Lets suppose you take the projects to your estimators and they tell you the estimated time to complete is 11 months and the estimated cost to complete is $750K for each of the projects. So you stand to make an estimated $250K per project. So you staff up as much as you take on three projects looking forward to your bonus. Was this a good deal?
Those who have read The Flaw of Averages by Sam Savage and Dan Denziger already know the answer. Those who haven’t read the book should. This book nicely captures the sort of statistical reasoning that underlies IBM Rational’s approach to business analytics and optimizations (found in the RTC agile planner and the ROI calculations in Focal Point). Some key rules:
- Uncertain quantities are captured by curves called distributions (e.g. the bell shaped curve of normal distributions)
- Most distributions for uncertain quantities are not normal, bell shaped curves, i.e. normal distributions are abnormal.
- Calculating with averages in any case yields the
wrong answer with business critical effects. Rather one should calculate with
the distributions. This is done with Monte Carlo methods.
Back to the example: The time to complete is an uncertain quantity and so must be described by a distribution. Often, the estimate returned by the estimator is the mean of that distribution. The distribution may be pretty wide and so may look like Figure 1 of the attached document. (I have had bad luck trying to embed figures in the blog and I have put the figures in this this attachment.) Note that 40% of the distribution lies beyond 12 months.
Assuming the $750K cost to complete estimate is dead on, lets apply some simple high school probability to get the distribution of profit (See Figure 2):
· The chance of succeeding at all three projects and getting $3M is revenue.is (0.6)3=0.216,
· The chance of succeeding at exactly two projects and getting $2M in revenue is 3(0.6)2(0.4)=0.432
· The chance of succeeding at exactly one project and getting $1M in revenue is 3(0.6)(0.4)2=0.288
· The chance you will fail at all three projects yielding no revenue is (0.4)3=0.064.
The weighted average of the distribution of revenues is
(0.216)($3M) + (0.432)($2M) + (0.288)($1M) + (0.064)($0) = $1.8M
So the likely outcome of your (3)$750K = $2.25M expense is a loss of $450K.

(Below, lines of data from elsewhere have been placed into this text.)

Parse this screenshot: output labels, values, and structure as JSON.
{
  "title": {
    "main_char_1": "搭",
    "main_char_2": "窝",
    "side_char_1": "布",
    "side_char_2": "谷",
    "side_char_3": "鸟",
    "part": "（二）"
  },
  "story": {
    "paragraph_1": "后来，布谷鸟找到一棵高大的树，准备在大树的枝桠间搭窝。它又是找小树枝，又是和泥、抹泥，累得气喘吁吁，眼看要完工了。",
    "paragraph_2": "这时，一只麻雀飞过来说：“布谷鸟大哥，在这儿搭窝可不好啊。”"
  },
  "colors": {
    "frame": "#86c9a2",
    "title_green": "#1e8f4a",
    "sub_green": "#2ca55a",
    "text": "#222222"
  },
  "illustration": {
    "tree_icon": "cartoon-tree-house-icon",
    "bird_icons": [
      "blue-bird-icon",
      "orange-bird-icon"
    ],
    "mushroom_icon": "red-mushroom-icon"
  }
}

But wait, it is worse. The distribution is probably not normal. Programs are more likely to late than early and so are skewed to the right. In this case the average (i.e. the mean) is less than the 50% point. So, as shown in Figure 3, it is possible to have the estimate of 11 months and the likelihood of failure is 50%. The revenue distribution is given in Figure 4. In this case, the weighted average of the distribution of revenues is
(0.125)($3M) + (0.375)($2M) + (0.375)($1M) + (0.125)($0) = $1.5M
In this the expected loss is $750K.
But wait, it is still worse. The cost to complete is also uncertain. To keep things as simple as possible, lets suppose the cost to complete for each of the projects is described by three values: best case is $700K, the likely case is $750K, and the worse case is $1M To compute the expect profit in this case requires using this values as parameters for a triangular distribution (see Figure 5) and then apply Monte Carlo methods to do the calculation to get the distribution that describes the profit. The result is shown in Figure 6. Briefly in this case:
· The most likely outcome is a loss of $945K
· There is a 90% certainty of losing at least $805K
· There is a 10% chance of losing more than $1.1M
So taking this deal is at best career limiting!
Notice by ignoring the rules, one is tempted to make a bad deal. Applying each of the rules with more discipline shows how bad the deal is. The moral of all this is that making business decisions based on calculations of averages can lead to disastrous outcomes.
This moral needs to be taken to heart by our industry. Far too often, managers when faced with making funding projects or business commitments insist, “Just give me the number.” What they need is a distribution; the number they are given is likely to be an average. Decisions based on the number will likely go sour. No wonder the software and system business outcomes rarely delight their stakeholders. The good news is that there are robust, proven techniques to avoid the flaw of averages.